His mouth was warm and silky; his smooth skin heated beneath her touch. She stroked his black hair and kissed him more deeply, leaning further over the table. She felt him pull her toward him. His warm hand curled around her nape in firm, gentle possession as she parted her lips and let him taste of her. He responded hotly yet still with restraint, entrancing her with his drugging kiss until she was nigh trembling with pleasure.
At length he brought the kiss to a slow, soft end and released her.
Bel returned to sanity amid raucous cheers, feeling dazed. Her lips were bee-stung, her cheeks glowed pink, and she was breathing rather heavily. Hawkscliffe’s slicked hair was tousled and his starchy cravat was mussed and at the moment, he looked anything
but
a paragon.
The glance he sent her, potent with desire, made her feel for the first time thrillingly like a real courtesan rather than just a silly, stiff girl pretending.

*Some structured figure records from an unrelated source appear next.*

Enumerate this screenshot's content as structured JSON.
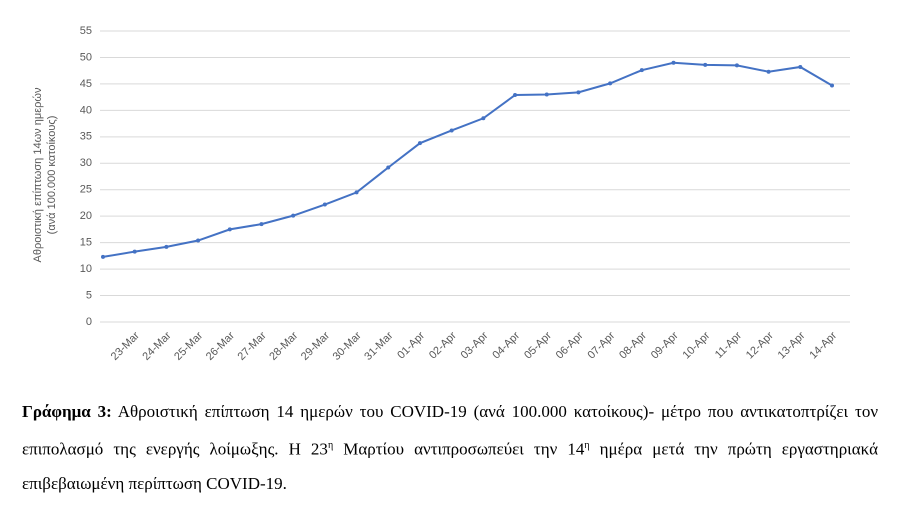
{
  "chart_data": {
    "type": "line",
    "ylabel": [
      "Αθροιστική επίπτωση 14ων ημερών",
      "(ανά 100.000 κατοίκους)"
    ],
    "categories": [
      null,
      "23-Mar",
      "24-Mar",
      "25-Mar",
      "26-Mar",
      "27-Mar",
      "28-Mar",
      "29-Mar",
      "30-Mar",
      "31-Mar",
      "01-Apr",
      "02-Apr",
      "03-Apr",
      "04-Apr",
      "05-Apr",
      "06-Apr",
      "07-Apr",
      "08-Apr",
      "09-Apr",
      "10-Apr",
      "11-Apr",
      "12-Apr",
      "13-Apr",
      "14-Apr"
    ],
    "series": [
      {
        "name": "Αθροιστική επίπτωση",
        "color": "#4472c4",
        "values": [
          12.3,
          13.3,
          14.2,
          15.4,
          17.5,
          18.5,
          20.1,
          22.2,
          24.5,
          29.2,
          33.8,
          36.2,
          38.5,
          42.9,
          43.0,
          43.4,
          45.1,
          47.6,
          49.0,
          48.6,
          48.5,
          47.3,
          48.2,
          44.7
        ]
      }
    ],
    "ylim": [
      0,
      55
    ],
    "yticks": [
      0,
      5,
      10,
      15,
      20,
      25,
      30,
      35,
      40,
      45,
      50,
      55
    ],
    "grid": true,
    "caption": {
      "label": "Γράφημα 3:",
      "parts": [
        "Αθροιστική επίπτωση 14 ημερών του COVID-19 (ανά 100.000 κατοίκους)- μέτρο που αντικατοπτρίζει τον επιπολασμό της ενεργής λοίμωξης. Η 23",
        "η",
        " Μαρτίου αντιπροσωπεύει την 14",
        "η",
        " ημέρα μετά την πρώτη εργαστηριακά επιβεβαιωμένη περίπτωση COVID-19."
      ]
    }
  }
}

She lowered her head, bit her lip shyly, and glanced at him again.
With a sultry little smile the duke slid his expensive ring toward her. “Take it,” he murmured. “I insist.”
By this gesture, she realized he meant to say that now she had earned it. With a knowing smile, she slid it right back to him.
“Keep it, Your Grace. The pleasure was all mine.”
The men around them burst out laughing but Hawkscliffe merely smiled intimately and watched her walk away with a promise in his eyes that said he would indeed be back.